On the basis of acquired results ultrasound picture required differential diagnostics of revealed neoplasm of a right kidney. On the basis of SEA results, in spite of presence of extraorgan component, we supposed a presence of benign neoplasm (high spectral similarity with “angiomyolipoma” etalon (D=0.83). Results of biopsy confirmed benign neoplasm of a right kidney, requiring dynamic monitoring only.
CONCLUSIONS
1. The main advantage of NLS-research at pre-surgery examination of patients with RC was reliable diagnostics of a primary tumor spreading into structural elements of cavitary system, paranephric fat and kidney’s capsule, especially in diagnostics of thrombogenesis (invasion) in renal vein or inferior vena cava.
2. On the basis of NLS-study we noted a tendency to increasing of stages of a main disease and therefore increasing of number of radical surgical interventions. At the same time differentiation of a 1st and a 3rd stages of RC is possible, when it is difficult and sometimes impossible on the basis of ultrasound study results.
3. In some cases we carried out differential diagnostics of malignant or benign character of revealed neoplasm growth using SEA, which was confirmed by biopsy in 98.2% of cases.
REFERENCES
1. Novick A.C., Campbell S.C. Renal tumors. Eds. Walsh P.S., Retik A.B., Vaughan E.D. Philadelphia, 2002; 2672–2731.
2. Pantuck A.J., Zisman A., Belldegrun A.S. The changing natural history of renal cell carcinoma. J. Urol. 2001; 3(166): 1611–1623.
3. Bullinger S., Bonnet T. Achievements of ray diagnostics – a progress in urology. Materials of the 2nd International congress on ray diagnostics and therapy. Prague; 2009; 38–42.
4. Legard S. Certain methods of renal cancer remote treatment results improving. Oncourology. 2009; 4: 12–16.

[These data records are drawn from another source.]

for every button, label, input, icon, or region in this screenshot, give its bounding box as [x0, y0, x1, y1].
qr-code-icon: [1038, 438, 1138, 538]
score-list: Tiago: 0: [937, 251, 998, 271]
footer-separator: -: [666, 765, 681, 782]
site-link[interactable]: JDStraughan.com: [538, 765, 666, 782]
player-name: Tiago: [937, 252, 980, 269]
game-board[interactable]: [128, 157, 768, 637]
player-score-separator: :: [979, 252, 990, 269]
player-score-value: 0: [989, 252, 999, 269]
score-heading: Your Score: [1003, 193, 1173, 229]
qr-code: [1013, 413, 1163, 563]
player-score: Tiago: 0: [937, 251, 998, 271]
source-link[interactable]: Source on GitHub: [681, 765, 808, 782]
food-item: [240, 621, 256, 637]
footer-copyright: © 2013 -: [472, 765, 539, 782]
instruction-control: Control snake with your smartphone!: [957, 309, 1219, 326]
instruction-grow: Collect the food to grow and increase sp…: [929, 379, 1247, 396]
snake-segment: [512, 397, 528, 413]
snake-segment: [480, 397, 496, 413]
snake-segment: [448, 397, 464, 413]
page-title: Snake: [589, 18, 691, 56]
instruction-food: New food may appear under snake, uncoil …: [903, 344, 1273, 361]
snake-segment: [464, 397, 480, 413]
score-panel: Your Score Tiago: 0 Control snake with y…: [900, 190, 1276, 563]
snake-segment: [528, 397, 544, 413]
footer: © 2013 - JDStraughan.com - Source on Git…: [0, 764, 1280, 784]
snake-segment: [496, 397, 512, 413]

5. D. Kvon. Comparative analysis of results achieved with radical nephrectomy, carried out by “open” and laparoscopic ways.: Oncourology.; 2009; 6: 23-24.
6. Nesterova V.I., Shaposhnikov L.V., Yankina L.A., Kozhemyakin O.R. Application of NLS-diagnostics in oncology. New trends and prospects. // Collection of scientific papers of the Institute of Practical Psychophysics “NLS-diagnostics in medicine. Prospect of development”. Tome 3. Moscow. Katalog, 2010, p. 9-12.